Reps. Ron Kind (D-WI), Rick Larsen (D-WA) and Gregory Meeks (D-NY) are questioning the “process by which the President’s policy was announced” and urged congressional leadership to examine it further. Meeks and Larsen are co-chairs of the New Democrat Coalition Trade Task Force and Kind is a chair emeritus of the coalition.
On March 1, President Trump announced his intent to impose global tariffs of 25 percent on steel imports and 10 percent on aluminum. The message drew the ire of lawmakers on both sides of the aisle.
“We request that the Ways and Means, Armed Services, and Foreign Affairs Committees immediately hold a series of hearings on the potential impacts of the recently announced steel and aluminum tariffs on U.S. companies, workers and consumers, global trade and diplomatic relations, the economy, national security, military readiness, and other impacted industries and communities,” the trio said in a March 7 letter.
While the lawmakers make clear that they support “strong enforcement” in response to unfair trade practices, they slam the Section 232 tariffs as a hazardous precedent-setting policy.
“The process by which the President’s policy was announced raises serious questions about how it was chosen from the alternatives presented by the Commerce Department and whether its implications were carefully thought through, including the dangerous precedent being created within the WTO,” the letter states.
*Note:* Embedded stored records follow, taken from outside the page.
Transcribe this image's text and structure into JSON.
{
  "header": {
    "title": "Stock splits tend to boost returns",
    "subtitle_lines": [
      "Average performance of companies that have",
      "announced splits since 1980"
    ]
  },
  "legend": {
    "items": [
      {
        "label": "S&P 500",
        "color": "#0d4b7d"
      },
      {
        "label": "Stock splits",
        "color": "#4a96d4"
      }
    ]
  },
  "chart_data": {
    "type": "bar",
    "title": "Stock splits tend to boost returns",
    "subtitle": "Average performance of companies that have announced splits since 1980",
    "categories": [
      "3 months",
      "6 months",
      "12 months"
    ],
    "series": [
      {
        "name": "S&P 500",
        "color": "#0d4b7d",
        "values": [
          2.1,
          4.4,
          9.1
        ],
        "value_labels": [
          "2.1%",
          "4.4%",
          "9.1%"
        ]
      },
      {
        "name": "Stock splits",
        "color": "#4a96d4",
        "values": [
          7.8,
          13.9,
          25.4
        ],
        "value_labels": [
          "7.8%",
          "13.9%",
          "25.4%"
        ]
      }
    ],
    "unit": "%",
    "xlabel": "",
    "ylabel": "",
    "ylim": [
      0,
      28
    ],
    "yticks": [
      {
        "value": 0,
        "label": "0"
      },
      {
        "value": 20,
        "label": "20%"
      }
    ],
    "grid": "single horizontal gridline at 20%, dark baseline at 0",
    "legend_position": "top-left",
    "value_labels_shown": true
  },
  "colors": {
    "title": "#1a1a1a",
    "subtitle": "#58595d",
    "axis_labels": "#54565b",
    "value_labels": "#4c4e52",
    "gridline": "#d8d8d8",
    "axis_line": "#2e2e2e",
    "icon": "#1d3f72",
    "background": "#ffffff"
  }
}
Key allies -- such as Canada, the European Union and South Korea -- are the U.S.’ largest sources for steel and aluminum and sweeping tariffs would have little effect on reining in China, the lawmakers argue.
“Many of America’s allies including Canada, South Korea, and the European Union, are America’s largest sources for steel and aluminum. Furthermore, the U.S. currently has restricted trade of steel and aluminum with China, meaning that these tariffs will likely have little effect on the Chinese steel and aluminum markets,” the letter states.
The trio also asks the committee leaders to hold “additional hearings” to determine “the repercussions of Chinese trade practices and appropriate, effective measures for targeted enforcement.”